Figure 1Associations of TCR diversity and abundance metrics to disease severity. (a) TCR-Seq diversity and abundance metrics were collected and stratified by disease severity in both the COVID-19-ISB and COVID-19-NIH/NIAID cohorts. (Mann–Whitney rank test: ***p val < 0.001, **p val < 0.01, *p val < 0.05, with multiple hypothesis testing with Benjamini/Hochberg correction, = 0.05). (b) Uni-variate logistic regression models were fit on all TCR-Seq sample-level measures and performance was assessed via receiving operating characteristic (ROC) curves and calculating area under the curve (AUC) with 2-fold cross-validation with 100 iterations, averaging predictions across all iterations and folds. (c) Multi-variate logistic regression models were fit on all TCR-Seq sample-level measures and performance was assessed in the same manner as previously described in (b).

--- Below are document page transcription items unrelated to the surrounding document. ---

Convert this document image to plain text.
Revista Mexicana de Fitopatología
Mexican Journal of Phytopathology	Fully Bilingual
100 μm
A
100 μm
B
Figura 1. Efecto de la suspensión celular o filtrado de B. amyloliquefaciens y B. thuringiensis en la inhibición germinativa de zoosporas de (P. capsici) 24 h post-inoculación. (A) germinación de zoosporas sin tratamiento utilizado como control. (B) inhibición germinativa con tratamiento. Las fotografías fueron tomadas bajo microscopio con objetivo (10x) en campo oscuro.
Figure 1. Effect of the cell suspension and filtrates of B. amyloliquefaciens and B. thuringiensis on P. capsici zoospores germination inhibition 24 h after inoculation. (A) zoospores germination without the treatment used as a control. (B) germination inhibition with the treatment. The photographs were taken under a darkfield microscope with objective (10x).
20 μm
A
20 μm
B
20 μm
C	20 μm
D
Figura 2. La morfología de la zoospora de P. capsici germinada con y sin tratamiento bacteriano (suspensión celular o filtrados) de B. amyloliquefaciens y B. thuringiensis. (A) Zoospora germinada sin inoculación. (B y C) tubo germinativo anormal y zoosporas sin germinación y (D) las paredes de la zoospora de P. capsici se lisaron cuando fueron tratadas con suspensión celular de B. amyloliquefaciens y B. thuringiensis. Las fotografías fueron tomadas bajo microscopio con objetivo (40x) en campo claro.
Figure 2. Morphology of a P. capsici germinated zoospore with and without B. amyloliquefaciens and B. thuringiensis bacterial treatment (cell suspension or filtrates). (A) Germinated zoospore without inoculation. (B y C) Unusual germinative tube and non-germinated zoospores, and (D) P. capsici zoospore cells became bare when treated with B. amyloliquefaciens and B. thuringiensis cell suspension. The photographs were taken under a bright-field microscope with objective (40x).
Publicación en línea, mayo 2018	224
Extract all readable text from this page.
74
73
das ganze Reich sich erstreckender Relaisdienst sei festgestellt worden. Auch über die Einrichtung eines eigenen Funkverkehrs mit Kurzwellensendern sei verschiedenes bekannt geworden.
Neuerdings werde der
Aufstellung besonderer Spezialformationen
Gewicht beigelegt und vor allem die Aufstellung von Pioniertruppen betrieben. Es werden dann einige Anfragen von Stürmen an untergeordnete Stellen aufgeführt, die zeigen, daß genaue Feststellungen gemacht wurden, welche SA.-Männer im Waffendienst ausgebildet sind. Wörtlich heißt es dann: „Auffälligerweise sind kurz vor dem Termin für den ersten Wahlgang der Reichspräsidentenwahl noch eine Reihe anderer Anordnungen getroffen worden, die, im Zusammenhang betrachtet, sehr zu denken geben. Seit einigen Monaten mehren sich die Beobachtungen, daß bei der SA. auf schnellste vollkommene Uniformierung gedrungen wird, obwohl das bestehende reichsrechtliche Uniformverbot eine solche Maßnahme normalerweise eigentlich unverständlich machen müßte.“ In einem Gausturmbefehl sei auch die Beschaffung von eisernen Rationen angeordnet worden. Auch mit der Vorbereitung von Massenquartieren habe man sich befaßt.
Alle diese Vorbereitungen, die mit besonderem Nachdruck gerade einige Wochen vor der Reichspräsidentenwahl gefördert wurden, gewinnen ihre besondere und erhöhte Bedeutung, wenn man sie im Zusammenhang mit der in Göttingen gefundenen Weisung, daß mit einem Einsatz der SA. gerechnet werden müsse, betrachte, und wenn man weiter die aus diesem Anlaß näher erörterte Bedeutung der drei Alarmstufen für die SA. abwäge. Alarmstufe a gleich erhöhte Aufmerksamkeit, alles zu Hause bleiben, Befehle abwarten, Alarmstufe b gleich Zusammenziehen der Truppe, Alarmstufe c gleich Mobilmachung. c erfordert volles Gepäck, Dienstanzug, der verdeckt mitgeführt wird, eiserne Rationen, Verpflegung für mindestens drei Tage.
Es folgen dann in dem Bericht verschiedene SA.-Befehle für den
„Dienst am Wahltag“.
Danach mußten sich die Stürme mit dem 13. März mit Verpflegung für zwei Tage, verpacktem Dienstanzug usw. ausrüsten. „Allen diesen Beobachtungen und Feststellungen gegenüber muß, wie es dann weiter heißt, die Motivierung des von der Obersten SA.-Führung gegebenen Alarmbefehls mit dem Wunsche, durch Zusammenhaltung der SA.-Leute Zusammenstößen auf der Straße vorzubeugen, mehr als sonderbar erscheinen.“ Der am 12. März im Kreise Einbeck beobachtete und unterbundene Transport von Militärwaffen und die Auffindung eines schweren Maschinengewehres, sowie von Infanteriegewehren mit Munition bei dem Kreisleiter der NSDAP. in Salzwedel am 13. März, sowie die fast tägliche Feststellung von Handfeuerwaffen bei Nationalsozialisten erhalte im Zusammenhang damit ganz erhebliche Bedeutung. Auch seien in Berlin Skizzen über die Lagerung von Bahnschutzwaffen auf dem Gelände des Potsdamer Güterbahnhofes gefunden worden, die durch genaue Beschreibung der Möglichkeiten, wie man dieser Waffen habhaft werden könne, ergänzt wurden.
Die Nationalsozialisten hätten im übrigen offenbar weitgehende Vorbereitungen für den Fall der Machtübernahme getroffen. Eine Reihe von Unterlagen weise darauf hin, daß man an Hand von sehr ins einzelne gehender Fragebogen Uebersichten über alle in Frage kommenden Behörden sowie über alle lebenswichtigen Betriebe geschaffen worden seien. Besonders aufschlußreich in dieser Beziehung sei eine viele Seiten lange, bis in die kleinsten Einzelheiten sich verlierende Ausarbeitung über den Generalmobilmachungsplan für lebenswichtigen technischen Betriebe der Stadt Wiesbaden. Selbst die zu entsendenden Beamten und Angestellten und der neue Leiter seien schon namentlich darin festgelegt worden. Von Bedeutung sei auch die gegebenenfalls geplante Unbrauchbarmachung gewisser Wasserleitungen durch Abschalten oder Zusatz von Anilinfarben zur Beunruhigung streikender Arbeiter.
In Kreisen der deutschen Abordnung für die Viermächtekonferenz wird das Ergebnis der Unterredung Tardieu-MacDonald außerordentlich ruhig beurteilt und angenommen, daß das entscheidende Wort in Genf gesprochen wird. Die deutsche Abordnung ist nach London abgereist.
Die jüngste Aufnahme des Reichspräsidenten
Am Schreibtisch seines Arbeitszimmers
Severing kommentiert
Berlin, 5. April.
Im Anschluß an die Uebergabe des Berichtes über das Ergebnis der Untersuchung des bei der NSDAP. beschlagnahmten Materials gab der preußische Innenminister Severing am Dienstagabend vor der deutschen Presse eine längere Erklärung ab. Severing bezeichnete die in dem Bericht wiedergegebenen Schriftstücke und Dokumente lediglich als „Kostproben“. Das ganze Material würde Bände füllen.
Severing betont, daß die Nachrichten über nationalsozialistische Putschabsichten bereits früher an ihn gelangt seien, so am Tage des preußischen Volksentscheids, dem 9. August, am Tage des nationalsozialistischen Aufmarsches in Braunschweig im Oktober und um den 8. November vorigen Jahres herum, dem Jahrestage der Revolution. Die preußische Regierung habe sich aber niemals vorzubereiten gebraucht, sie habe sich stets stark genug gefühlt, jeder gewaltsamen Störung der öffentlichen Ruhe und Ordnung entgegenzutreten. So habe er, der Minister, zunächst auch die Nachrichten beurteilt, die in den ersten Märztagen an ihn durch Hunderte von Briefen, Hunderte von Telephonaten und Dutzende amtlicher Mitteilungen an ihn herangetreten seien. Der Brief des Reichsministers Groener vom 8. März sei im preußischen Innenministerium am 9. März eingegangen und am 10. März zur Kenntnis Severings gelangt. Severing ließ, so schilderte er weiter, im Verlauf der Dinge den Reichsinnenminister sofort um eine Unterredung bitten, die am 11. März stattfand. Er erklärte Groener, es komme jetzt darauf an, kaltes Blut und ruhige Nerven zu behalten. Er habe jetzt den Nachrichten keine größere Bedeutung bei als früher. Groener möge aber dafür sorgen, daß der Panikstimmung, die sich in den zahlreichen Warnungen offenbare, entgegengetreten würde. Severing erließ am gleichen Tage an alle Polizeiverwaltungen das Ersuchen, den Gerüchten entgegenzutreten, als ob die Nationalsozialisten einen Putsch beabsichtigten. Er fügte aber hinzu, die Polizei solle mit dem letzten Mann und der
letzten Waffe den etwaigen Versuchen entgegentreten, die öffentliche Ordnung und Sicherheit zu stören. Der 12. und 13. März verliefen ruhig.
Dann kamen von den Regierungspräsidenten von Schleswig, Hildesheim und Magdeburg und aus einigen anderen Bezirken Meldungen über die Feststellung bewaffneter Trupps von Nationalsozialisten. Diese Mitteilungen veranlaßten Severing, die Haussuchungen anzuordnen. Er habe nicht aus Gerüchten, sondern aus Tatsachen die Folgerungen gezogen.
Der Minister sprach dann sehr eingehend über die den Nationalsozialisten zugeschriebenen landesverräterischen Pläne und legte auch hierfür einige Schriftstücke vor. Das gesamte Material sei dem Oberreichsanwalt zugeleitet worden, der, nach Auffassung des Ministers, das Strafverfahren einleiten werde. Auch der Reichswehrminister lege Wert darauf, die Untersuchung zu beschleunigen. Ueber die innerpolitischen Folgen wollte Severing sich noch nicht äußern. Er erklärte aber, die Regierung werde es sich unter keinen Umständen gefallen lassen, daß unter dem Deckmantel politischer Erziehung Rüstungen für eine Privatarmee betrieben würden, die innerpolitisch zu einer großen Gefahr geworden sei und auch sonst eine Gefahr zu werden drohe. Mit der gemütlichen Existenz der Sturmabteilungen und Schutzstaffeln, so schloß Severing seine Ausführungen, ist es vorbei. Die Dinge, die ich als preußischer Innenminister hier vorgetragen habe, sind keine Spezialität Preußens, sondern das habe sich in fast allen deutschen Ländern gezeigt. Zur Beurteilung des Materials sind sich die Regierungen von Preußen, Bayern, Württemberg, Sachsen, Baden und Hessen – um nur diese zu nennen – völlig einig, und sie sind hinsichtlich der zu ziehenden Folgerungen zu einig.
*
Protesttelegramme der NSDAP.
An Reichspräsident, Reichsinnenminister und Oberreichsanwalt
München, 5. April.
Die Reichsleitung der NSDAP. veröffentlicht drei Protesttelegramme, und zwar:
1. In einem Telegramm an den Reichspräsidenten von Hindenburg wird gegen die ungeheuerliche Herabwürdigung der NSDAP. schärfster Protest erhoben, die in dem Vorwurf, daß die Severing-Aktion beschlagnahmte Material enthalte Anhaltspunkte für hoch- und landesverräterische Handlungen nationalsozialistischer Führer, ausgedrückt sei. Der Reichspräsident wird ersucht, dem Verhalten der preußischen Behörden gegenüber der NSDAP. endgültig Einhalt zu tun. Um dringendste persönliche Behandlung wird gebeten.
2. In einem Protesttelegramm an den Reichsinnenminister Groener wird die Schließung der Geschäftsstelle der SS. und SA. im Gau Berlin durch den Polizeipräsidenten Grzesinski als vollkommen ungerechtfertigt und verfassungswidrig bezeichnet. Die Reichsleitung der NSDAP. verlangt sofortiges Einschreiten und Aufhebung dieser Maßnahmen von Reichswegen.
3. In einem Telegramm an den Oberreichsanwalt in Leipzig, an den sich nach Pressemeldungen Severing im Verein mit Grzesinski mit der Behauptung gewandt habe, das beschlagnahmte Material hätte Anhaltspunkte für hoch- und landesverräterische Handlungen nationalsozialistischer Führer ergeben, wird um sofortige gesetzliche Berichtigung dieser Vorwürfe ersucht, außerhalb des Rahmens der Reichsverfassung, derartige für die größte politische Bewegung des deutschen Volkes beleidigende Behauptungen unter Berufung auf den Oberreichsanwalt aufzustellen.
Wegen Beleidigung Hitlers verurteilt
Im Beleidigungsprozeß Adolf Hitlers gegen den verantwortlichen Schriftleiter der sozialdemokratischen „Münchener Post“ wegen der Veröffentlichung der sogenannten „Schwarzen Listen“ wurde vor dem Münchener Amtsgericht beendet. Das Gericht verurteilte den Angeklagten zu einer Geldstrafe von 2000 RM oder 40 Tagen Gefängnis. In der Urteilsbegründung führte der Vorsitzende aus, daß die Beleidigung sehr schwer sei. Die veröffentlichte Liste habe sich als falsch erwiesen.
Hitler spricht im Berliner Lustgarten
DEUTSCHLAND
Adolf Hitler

Figure 2Deep learning models identify TCR signature of severe disease. (a) DeepTCR’s multiple instance repertoire classifier was used to fit predictive models of severe/mild illness in Monte Carlo cross-validation across both the NIH/NIAID and ISB cohort of patients. Receiver Operating Characteristic (ROC) curves are shown with corresponding Area Under Curve (AUC) measurements. (b) DeepTCR’s repertoire classifier was also fit to identify TCR repertoire differences between samples taken from the NIH/NIAID or ISB cohort. Receiver Operating Characteristic (ROC) curves are shown with corresponding Area Under Curve (AUC) measurements. (c) Following model fitting, top predictive sequences for severe disease were extracted from the network and residue sensitivity logos (RSL’s) were created highlighting predictive residues. (d) Following model fitting, top predictive sequences for NIH/NIAID versus ISB cohorts were extracted from the network and residue sensitivity logos (RSL’s) were created highlighting predictive residues. (e) All TCR sequences present in the samples were mapped to being COVID(+) or COVID(−), based on empirically derived antigen-specificity data from the MIRA assay and plotted by their corresponding prediction values for severe illness. A threshold of P = 0.90 was used to create contingency tables of TCR sequences called to carry the severe disease as well as the COVID(+) signature and used to calculate enrichment scores (Fisher’s Exact Text: ***p val < 0.001). (f) COVID(+) sequences were further stratified by open reading frame (ORF) in the viral genome as well as by CD8/CD4 specific TCRs as provided by the MIRA assay. (g) SARS-CoV-2 specific TCR sequences, as determined from MIRA assay results in the ImmuneCODE database were collected and mapped to their corresponding epitope sequences and used in place to train the repertoire classifier. Receiver Operating Characteristic (ROC) curves are shown with corresponding Area Under Curve (AUC) measurements.